As more consumers start GLP-1 treatments, some CPG brands must work harder to stay in shopping carts. As many GLP-1 users eat less and change their diets, it opens new challenges and opportunities for retailers and marketers.

The news: Prescription drugmakers can now apply for new Trump administration priority review vouchers that will cut drug approval times down from 10-12 months to just 1-2 months. Our take: Good faith commitments for US drug onshoring investments could translate to valuable advantages if those drugmakers can leverage those into a CNPV. But with so many pharma companies already in that pool, we expect this year’s winners to be drugmakers who can show real evidence of two, three or even all five priorities on the Trump administration list.

The news: Roche is considering a direct-to-patient (D2C) sales channel for its prescription drugs, CEO Thomas Schinecker said in its Q2 earnings call.
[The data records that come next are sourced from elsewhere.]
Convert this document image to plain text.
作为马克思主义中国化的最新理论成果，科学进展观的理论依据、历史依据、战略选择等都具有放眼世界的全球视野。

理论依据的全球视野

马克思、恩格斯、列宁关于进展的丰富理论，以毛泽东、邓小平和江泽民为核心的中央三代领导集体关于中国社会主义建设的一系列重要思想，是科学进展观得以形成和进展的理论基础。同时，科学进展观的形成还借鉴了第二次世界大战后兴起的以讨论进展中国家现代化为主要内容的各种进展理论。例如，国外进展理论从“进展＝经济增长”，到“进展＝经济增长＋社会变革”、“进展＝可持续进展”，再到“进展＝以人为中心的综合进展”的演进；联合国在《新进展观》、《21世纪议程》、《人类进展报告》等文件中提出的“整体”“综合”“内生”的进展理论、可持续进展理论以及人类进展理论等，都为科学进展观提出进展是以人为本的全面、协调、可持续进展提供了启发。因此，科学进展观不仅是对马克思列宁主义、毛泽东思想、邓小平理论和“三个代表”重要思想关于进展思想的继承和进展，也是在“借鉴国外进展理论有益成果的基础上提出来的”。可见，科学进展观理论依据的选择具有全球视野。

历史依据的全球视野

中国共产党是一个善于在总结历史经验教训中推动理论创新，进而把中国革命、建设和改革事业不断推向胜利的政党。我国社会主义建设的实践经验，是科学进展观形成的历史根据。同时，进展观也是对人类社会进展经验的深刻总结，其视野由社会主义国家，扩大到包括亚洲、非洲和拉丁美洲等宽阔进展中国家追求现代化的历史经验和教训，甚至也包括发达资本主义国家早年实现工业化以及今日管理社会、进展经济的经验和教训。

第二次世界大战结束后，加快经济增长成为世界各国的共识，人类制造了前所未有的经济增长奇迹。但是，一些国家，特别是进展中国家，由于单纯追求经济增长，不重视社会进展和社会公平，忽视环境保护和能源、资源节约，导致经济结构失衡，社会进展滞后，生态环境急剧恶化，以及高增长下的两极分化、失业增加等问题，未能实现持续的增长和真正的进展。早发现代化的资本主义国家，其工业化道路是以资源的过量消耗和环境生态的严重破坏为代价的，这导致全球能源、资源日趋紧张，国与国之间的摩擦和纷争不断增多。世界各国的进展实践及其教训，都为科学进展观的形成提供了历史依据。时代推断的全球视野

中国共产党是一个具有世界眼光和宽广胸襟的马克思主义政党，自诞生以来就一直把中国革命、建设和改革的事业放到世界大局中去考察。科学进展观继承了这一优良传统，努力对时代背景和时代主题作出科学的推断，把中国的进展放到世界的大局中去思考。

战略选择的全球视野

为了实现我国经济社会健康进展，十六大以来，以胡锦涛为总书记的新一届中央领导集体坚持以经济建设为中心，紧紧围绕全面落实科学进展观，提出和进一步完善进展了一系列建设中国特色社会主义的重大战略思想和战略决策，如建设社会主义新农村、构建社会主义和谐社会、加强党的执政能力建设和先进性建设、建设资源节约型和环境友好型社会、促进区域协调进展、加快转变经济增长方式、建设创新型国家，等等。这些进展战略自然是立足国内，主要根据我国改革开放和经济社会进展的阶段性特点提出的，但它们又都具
Our take: The complex US healthcare PBM and insurance system can’t easily flip to a pure-play D2C prescription sales market. However, we think it will become a reliable channel, especially for self-pay patients. Pharma marketers can court them with special pricing deals, a la Lilly and Novo, but ensure they stay on the right side of regulators.

The news: AstraZeneca plans to invest $50 billion in US drug manufacturing and R&D by 2030. The big takeaway: Pouring billions into US builds isn’t an option for most generic drugmakers that operate on thin margins. This could result in shortages since companies that make generics may have to choose between exiting the market once tariffs take effect and raising prices when possible. Other players in this space might find it most beneficial to wait it out and see if Trump changes course yet again on tariff policy.

The news: Rare disease drugmaker Sarepta Therapeutics is pausing sales of a muscular dystrophy drug, Elevidys, after initially refusing an FDA request to halt sales due to safety concerns. The takeaway: Elevydis’ path to FDA approval was unconventional, but deemed appropriate at the time for a devastating disease. The new deaths and now paused sales serve as caution for both the FDA and drugmakers to balance the emotional sway of unmet medical needs with complete and continued clinical research.